Kyle Hammonds of Western Illinois found himself in kickoff purgatory after dropping the ball. The result was an early 2-0 lead for Wisconsin after only one second of play. This will win you bar trivia at some point; bank on it.

This Week in Large Man Greatness

Hello, Preston Smith.

The Mississippi State defensive end picked off his second pass of the season, and he did so in spectacular fashion.

The 270-pounder followed up the one-handed snag by taking it back for a touchdown. He remains the Bulldogs' best defensive back. I'm kidding, sort of.

This Guy

It’s the Dri-FIT bandana, the gas station sunglasses, the 14-pound headphones and that amazing blonde mane that make Brock Hekking a football treasure. 

The Nevada defensive end has a look about him that is unique from any player in college football. It’s the mullet, certainly, but it’s so much more than that. The image above was taken as Hekking warmed up for Washington State on Friday evening, and it creates an accurate representation of the most interesting college football player on the planet. 

And This Guy

We see your breathtaking mullet and raise you this gentleman’s mustache-beard hybrid, which belongs in some sort of facial hair museum. (If one doesn’t exist, let’s build one, just for this.)

You probably take your job very seriously, but I doubt you look as serious as this man did while waiting to escort Nevada head coach Brian Polian to the locker room.

That mustache-beard actually is a third-degree black belt and carries mace.
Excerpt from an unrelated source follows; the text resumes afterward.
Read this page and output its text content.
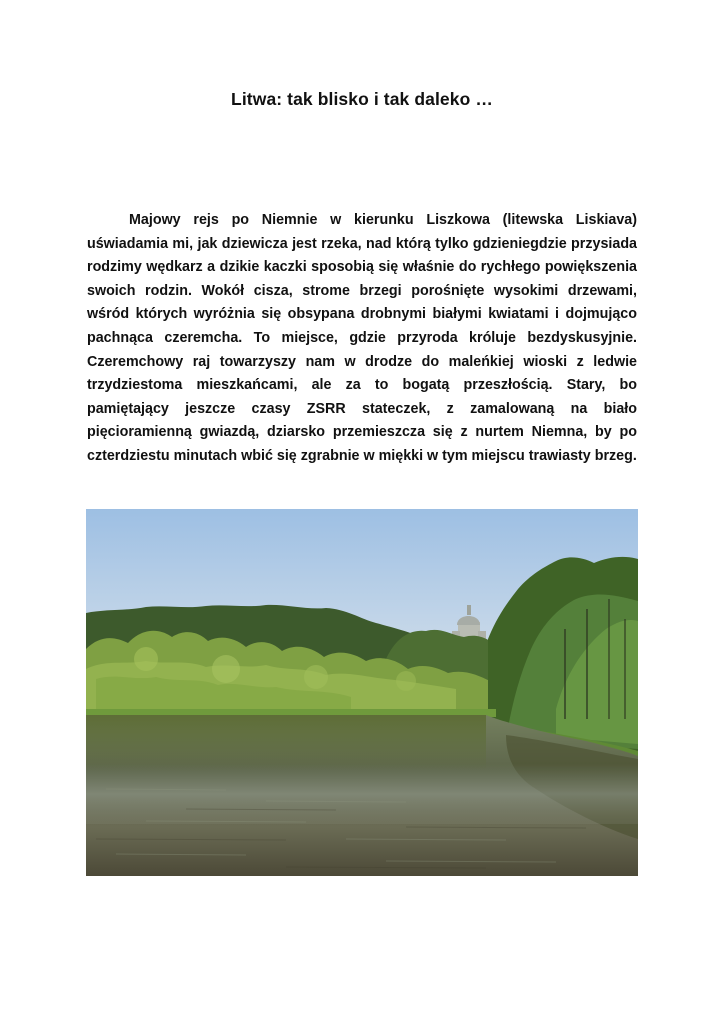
Litwa: tak blisko i tak daleko …

Majowy rejs po Niemnie w kierunku Liszkowa (litewska Liskiava) uświadamia mi, jak dziewicza jest rzeka, nad którą tylko gdzieniegdzie przysiada rodzimy wędkarz a dzikie kaczki sposobią się właśnie do rychłego powiększenia swoich rodzin. Wokół cisza, strome brzegi porośnięte wysokimi drzewami, wśród których wyróżnia się obsypana drobnymi białymi kwiatami i dojmująco pachnąca czeremcha. To miejsce, gdzie przyroda króluje bezdyskusyjnie. Czeremchowy raj towarzyszy nam w drodze do maleńkiej wioski z ledwie trzydziestoma mieszkańcami, ale za to bogatą przeszłością. Stary, bo pamiętający jeszcze czasy ZSRR stateczek, z zamalowaną na biało pięcioramienną gwiazdą, dziarsko przemieszcza się z nurtem Niemna, by po czterdziestu minutach wbić się zgrabnie w miękki w tym miejscu trawiasty brzeg.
Proceed with caution.

Mascot Nightmare Fuel

The Stanford Tree is here, mutant tongue exposed, ready to find you while you sleep for the rest of time. Never has such a huggable, cartoon piece of fabricated wood been so utterly horrifying.

Mascot Nightmare Fuel: Part 2

Speaking of mutants, I propose we start testing Maryland mascots for HGH and other performance-enhancing substances. Terrifying.